Hunsucker has been an assistant professor at Florida Tech since 2018 and has made an impact on the university through her instruction and three main areas of research: biofouling, ecological engineering and outreach. She has been a part of research examining biofouling on ship hulls, as well as the use of ultraviolet-c light on those hulls to control fouling. She has also done research on ways to improve the water quality of the Indian River Lagoon.

The flexibility to develop programs that could stem outside of the university is one of the things Hunsucker enjoys about being a professor. This led to the opportunity to do various educational activities in and out of the classroom, such as working with the Space Coast community though the Living Docks program.

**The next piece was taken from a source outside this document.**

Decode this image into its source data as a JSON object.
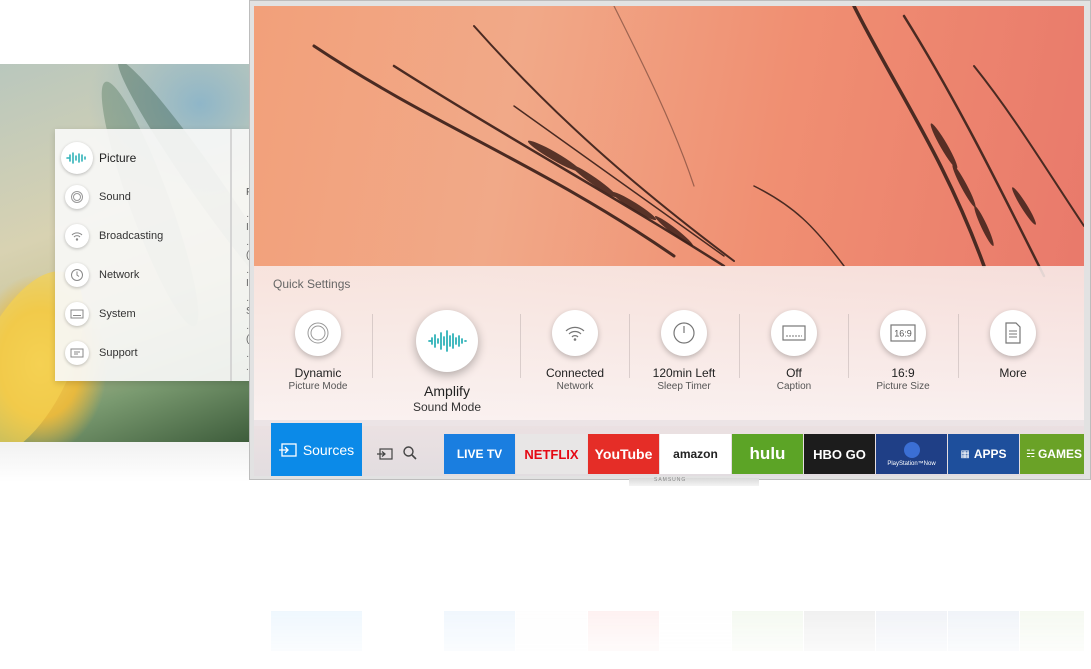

Since 2016, Hunsucker, alongside ocean engineering associate professor Robert Weaver and Florida Tech’s Indian River Lagoon research team, has partnered with the local community through the Living Docks program. The program invites residents to wrap dock pilings with oyster mats. The mats facilitate the growth of oysters, barnacles and sponges, all of which are filter feeders that help remove excess nitrogen from waters by incorporating it into their shells and tissue as they grow.

“One of the things that I absolutely love about being a professor is that you have a lot of autonomy and ability to do many different things,” Hunsucker said. “Yes, you work at the university, and you teach the undergraduates, but also the graduate students, and there’s so much opportunity for outreach. So, you’re not just working with students at that collegiate level, but you also have the opportunity to reach high school students, middle school students, community members.”

The field work Hunsucker has done with her students has also given them real-world experience that prepares them for a career. She noted a recent graduate student who worked in one of the IRL programs. Through the oyster restoration work that the student had done at Florida Tech, she is now working in Stuart, Florida, with a job that reflects some of the research she did at Florida Tech.

“So, that experience that they’re getting while they’re at Florida Tech is really helping pave a career for them, and it’s not just her,” Hunsucker said. “Other students that I’ve worked with more on the biofouling side and Navy-related projects have gone off to also have great jobs, whether in government for the Navy or at universities.”

Hunsucker hopes to continue to make an impact at the university and beyond. She has received a grant for two ocean-themed children’s books to promote literacy in kindergarten-age students. She also recently applied for a grant that would help start a program to get students from across the university involved with hands-on science- and engineering-related projects in the lagoon and offshore. She is also developing two new courses, Estuarine Ecology and Ocean Biology for Engineers.